Spending too much on meals is easy. But saving money isn't as difficult as you might think. Read on to see how you can slash your food bills with a few simple tips that can quickly become habits.
1. Plan for the sales
Pick up a store flyer, or look at your grocery store's website, and plan your meals for the sales –-- don't just shop for the ingredients in your recipes.
It seems obvious, but many people just show up at the grocery store with a set list of items to buy.
You can save a bundle of money if you plan ahead and shop smart. Buying things on sale will save you money on everything from staples like eggs and butter to perishables like fruit and meat.
2. Try new things
If you are a bit timid when it comes to new ingredients, then stop being so shy!
When it comes to cooking with exotic ingredients, everyone starts at the bottom –-- so be brave and try new things.
Search online for recipes that use any items that are currently on sale at your local grocery store and expand your cooking repertoire while you save.
3. Buy generic or store brands
Smart shopping is all about getting the most value for your money. Don't be afraid to try new brands and generic brands.
Generics — or "store brands" — can save you thousands over your lifetime. At the same time, you should learn which products are worth splurging on.
Some medicines and specialty name-brand cleaning or home maintenance products are often worth the extra cost. Discover what products work for your needs, and don't let marketing and blind brand loyalty cost you in the long run.
4. Freeze your perishables
Freeze your perishables long before they go bad.
It's tempting to load up on cheap vegetables in season or to buy that discounted herb bundle at a bargain, but the savings often disappear if you let 90% of the product spoil before you eat it. So, be realistic and plan ahead.
No one eats that much oregano before it turns to mush. Chop and freeze your herbs, vegetables, fruit, and other things that spoil. They'll taste just fine even if you keep them frozen for a while.
5. Plan to fail
Plan to fail when it comes to meal planning. If you don't have a few easy backup meals for those long days at work, it's easy to cave when your hungry brain starts calling the shots.

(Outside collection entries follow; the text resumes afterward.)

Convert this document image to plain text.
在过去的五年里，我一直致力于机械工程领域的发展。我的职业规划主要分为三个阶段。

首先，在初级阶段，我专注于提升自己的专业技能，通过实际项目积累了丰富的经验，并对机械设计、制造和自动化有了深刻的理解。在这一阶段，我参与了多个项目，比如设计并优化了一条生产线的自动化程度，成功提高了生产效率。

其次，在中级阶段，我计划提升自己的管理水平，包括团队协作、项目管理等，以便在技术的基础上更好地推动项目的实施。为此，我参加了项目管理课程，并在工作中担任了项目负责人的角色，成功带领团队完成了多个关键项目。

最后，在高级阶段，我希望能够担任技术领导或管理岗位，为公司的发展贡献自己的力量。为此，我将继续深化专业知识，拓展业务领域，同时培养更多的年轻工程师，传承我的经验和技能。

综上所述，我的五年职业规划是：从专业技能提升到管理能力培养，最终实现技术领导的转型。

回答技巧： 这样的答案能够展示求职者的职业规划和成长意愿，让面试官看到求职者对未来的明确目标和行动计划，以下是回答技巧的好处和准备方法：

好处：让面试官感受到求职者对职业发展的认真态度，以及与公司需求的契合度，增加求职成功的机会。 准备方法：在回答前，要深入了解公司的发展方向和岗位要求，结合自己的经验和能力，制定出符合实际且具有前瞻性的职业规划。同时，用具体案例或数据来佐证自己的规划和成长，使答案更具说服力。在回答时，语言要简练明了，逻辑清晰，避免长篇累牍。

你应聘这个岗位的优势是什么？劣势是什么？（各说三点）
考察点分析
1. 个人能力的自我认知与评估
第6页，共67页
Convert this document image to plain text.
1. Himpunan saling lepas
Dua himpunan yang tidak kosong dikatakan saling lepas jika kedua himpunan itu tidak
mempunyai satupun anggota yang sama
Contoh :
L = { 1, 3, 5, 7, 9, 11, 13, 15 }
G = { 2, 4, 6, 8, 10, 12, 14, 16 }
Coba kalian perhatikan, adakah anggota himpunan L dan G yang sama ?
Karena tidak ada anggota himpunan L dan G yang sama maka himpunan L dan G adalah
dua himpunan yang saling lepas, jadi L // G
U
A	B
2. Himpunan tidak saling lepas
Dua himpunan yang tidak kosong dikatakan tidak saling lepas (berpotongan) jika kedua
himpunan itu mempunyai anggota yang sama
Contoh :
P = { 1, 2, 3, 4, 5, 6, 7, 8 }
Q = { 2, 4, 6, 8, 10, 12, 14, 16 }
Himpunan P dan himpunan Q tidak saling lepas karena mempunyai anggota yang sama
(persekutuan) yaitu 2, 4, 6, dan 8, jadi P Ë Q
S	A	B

Even the best intentions for eating at home can fall prey to a tired mind and a glowing fast-food sign. If you have a couple quick at-home meals in your back pocket, you are much more likely to cook at home.
Soup and a grilled sandwich takes less than 10 minutes to make. Breakfast for dinner? Bean salad? Frozen leftovers? All are easy and quick to throw together, even at your hangry-est.
6. Use a slow cooker
Slow cookers are extremely affordable, especially if you're keeping an eye out for a sale. (Back-to-school time is always a good bet).
With a handful of recipes and a simple meal plan, you can stretch your food dollars to new heights with a slow cooker. The total cooking time is minimal –-- you fill it in the morning (or night before) and let the programmable timer do the work.
There are thousands of slow cooker recipes you can find for free online, and most of them use simple ingredients that become absolutely magical when given the time to cook and meld together.
7. Avoid prepared foods
Prepared foods are a big money-maker for grocery stores. If you compare prepared food prices with the cost of the raw ingredients, it's easy to see why these items get the most prominent real estate in the store.
Don't be afraid of a little chopping or food prep at home after the store. Chicken breasts are much more expensive than buying a whole chicken and cutting it into pieces after roasting it.
If you aren't confident with your knife skills, take some time to learn the proper techniques. YouTube and online tutorials can be massively helpful here! Mastering some basic chopping and carving moves will save you thousands over your lifetime.